Abstract

The discovery of “tar-like material” and “slag” within a ravine traversing a mobile home park and former oil field promulgated its remediation and a subsequent lawsuit brought by the park's owner against the former Dominquez Oil Field (Compton, CA) operator claiming these materials were derived from historic oil production operations. In this study, archived samples of these materials from the (remediated) ravine were characterized for their physical (density, microscopic character, magnetic properties, and float-sink behavior) and chemical properties, the latter including chemical fingerprinting of the total extractable hydrocarbons, polycyclic aromatic hydrocarbons, and petroleum biomarkers, to determine their nature and source(s).
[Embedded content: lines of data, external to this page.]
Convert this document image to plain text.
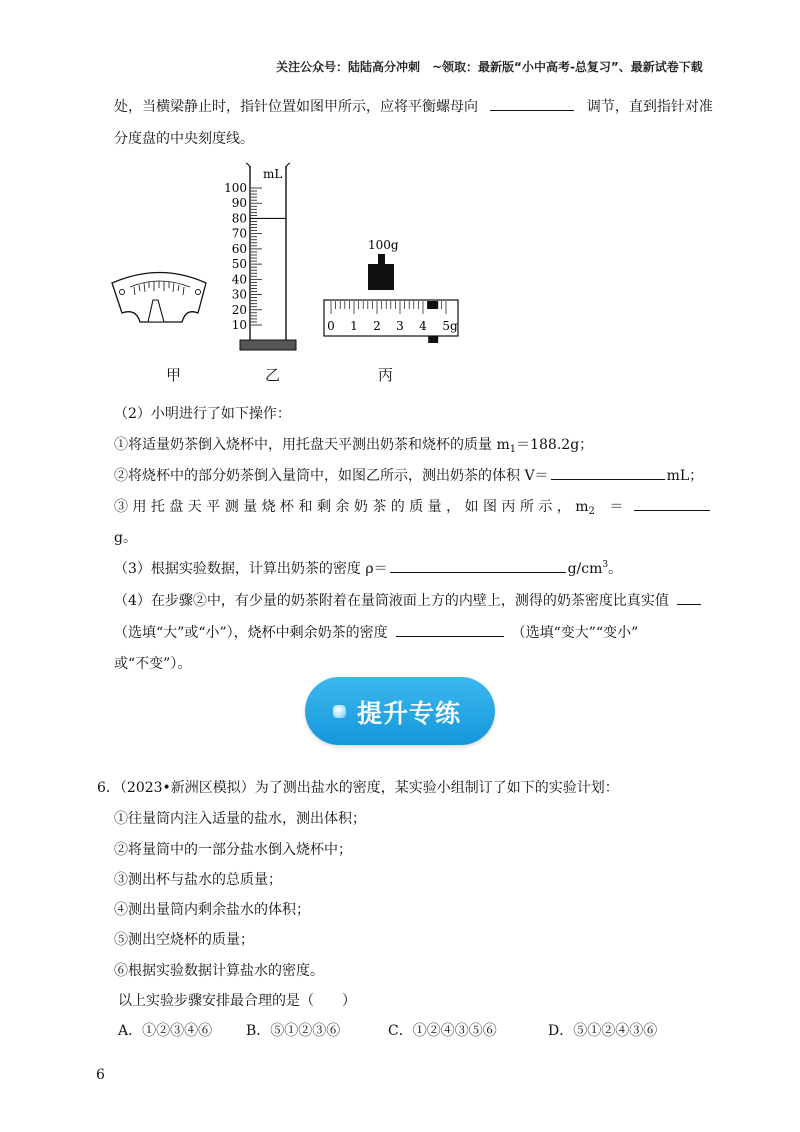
关注公众号：陆陆高分冲刺　~领取：最新版“小中高考-总复习”、最新试卷下载
处，当横梁静止时，指针位置如图甲所示，应将平衡螺母向	调节，直到指针对准
分度盘的中央刻度线。
mL
100
90
80
70
60
50
40
30
20
10
100g
0 1 2 3 4 5g
甲	乙	丙
（2）小明进行了如下操作：
①将适量奶茶倒入烧杯中，用托盘天平测出奶茶和烧杯的质量 $m_1=188.2g$；
②将烧杯中的部分奶茶倒入量筒中，如图乙所示，测出奶茶的体积 V＝	mL；
③ 用 托 盘 天 平 测 量 烧 杯 和 剩 余 奶 茶 的 质 量 ， 如 图 丙 所 示 ， $m_2$ ＝
g。
（3）根据实验数据，计算出奶茶的密度 ρ＝	$g/cm^3$。
（4）在步骤②中，有少量的奶茶附着在量筒液面上方的内壁上，测得的奶茶密度比真实值
（选填“大”或“小”），烧杯中剩余奶茶的密度	（选填“变大”“变小”
或“不变”）。
提升专练
6．（2023•新洲区模拟）为了测出盐水的密度，某实验小组制订了如下的实验计划：
①往量筒内注入适量的盐水，测出体积；
②将量筒中的一部分盐水倒入烧杯中；
③测出杯与盐水的总质量；
④测出量筒内剩余盐水的体积；
⑤测出空烧杯的质量；
⑥根据实验数据计算盐水的密度。
以上实验步骤安排最合理的是（　　）
A．①②③④⑥ B．⑤①②③⑥	C．①②④③⑤⑥	D．⑤①②④③⑥
6
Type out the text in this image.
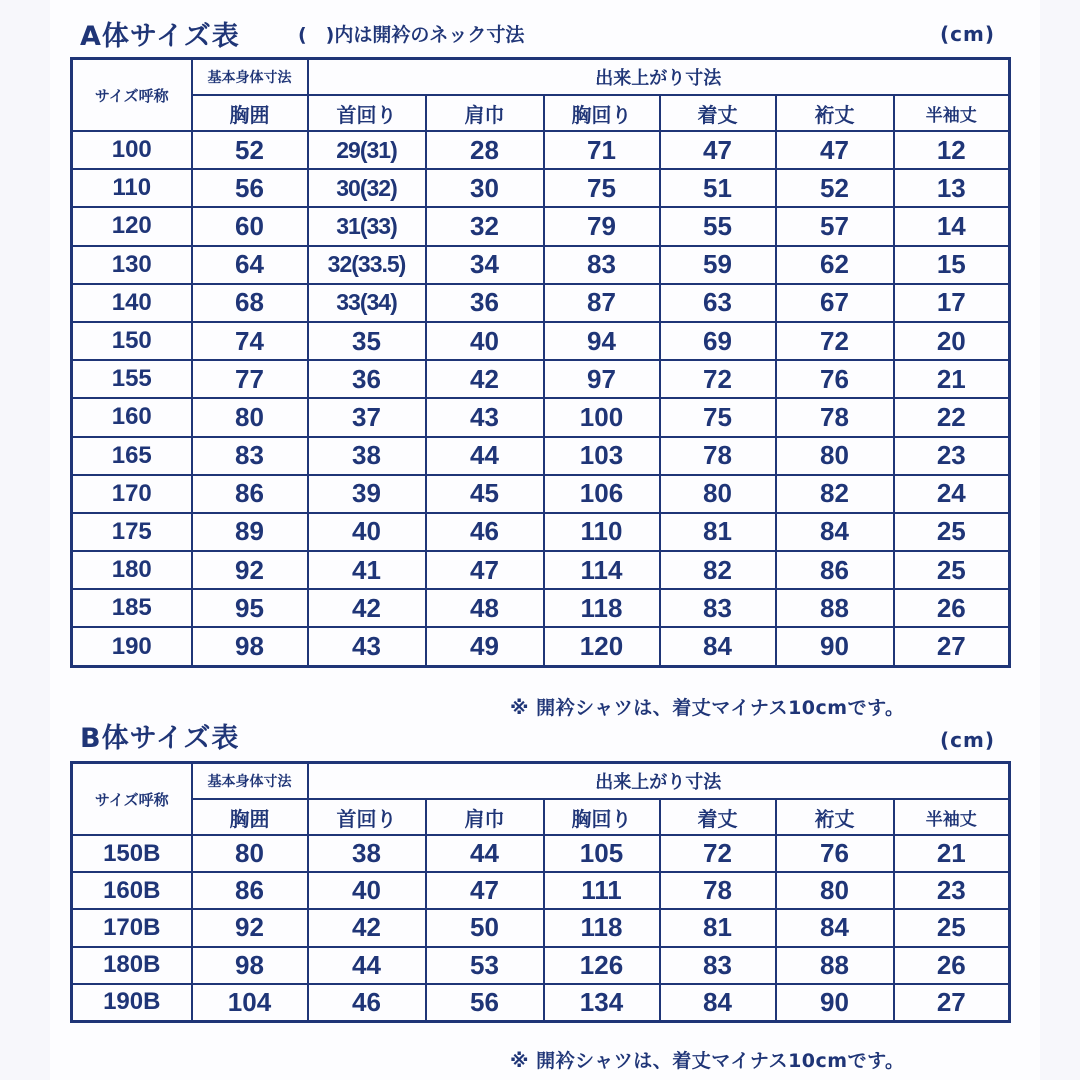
A体サイズ表	(　)内は開衿のネック寸法	(cm)
サイズ呼称	基本身体寸法	出来上がり寸法					
	胸囲	首回り	肩巾	胸回り	着丈	裄丈	半袖丈
100	52	29(31)	28	71	47	47	12
110	56	30(32)	30	75	51	52	13
120	60	31(33)	32	79	55	57	14
130	64	32(33.5)	34	83	59	62	15
140	68	33(34)	36	87	63	67	17
150	74	35	40	94	69	72	20
155	77	36	42	97	72	76	21
160	80	37	43	100	75	78	22
165	83	38	44	103	78	80	23
170	86	39	45	106	80	82	24
175	89	40	46	110	81	84	25
180	92	41	47	114	82	86	25
185	95	42	48	118	83	88	26
190	98	43	49	120	84	90	27
※ 開衿シャツは、着丈マイナス10cmです。
B体サイズ表	(cm)
サイズ呼称	基本身体寸法	出来上がり寸法					
	胸囲	首回り	肩巾	胸回り	着丈	裄丈	半袖丈
150B	80	38	44	105	72	76	21
160B	86	40	47	111	78	80	23
170B	92	42	50	118	81	84	25
180B	98	44	53	126	83	88	26
190B	104	46	56	134	84	90	27
※ 開衿シャツは、着丈マイナス10cmです。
Physical testing confirmed the “slag” was iron and/or steel (ferrous) slag that had experienced variable cooling histories. A chemical fingerprinting comparison of the “tar-like material” and Dominquez Field (Monterey Formation) crude oil revealed that the crude oil—or its weathered equivalent—was not the source of the tar-like material. The tar-like material exhibited evidence of heating consistent with a distillation residuum—the heavy fraction(s) of a distilled crude oil produced during refining. The most likely source of the tar-like material is a refined petroleum asphalt. The co-occurrence of ferrous slag—a common road asphaltic concrete aggregate and road base—and petroleum asphalt in the site's ravine was reconciled as being most likely derived from recurrent road-paving operations that occurred at the mobile home park in the 1980s—and not from historic oil field operations.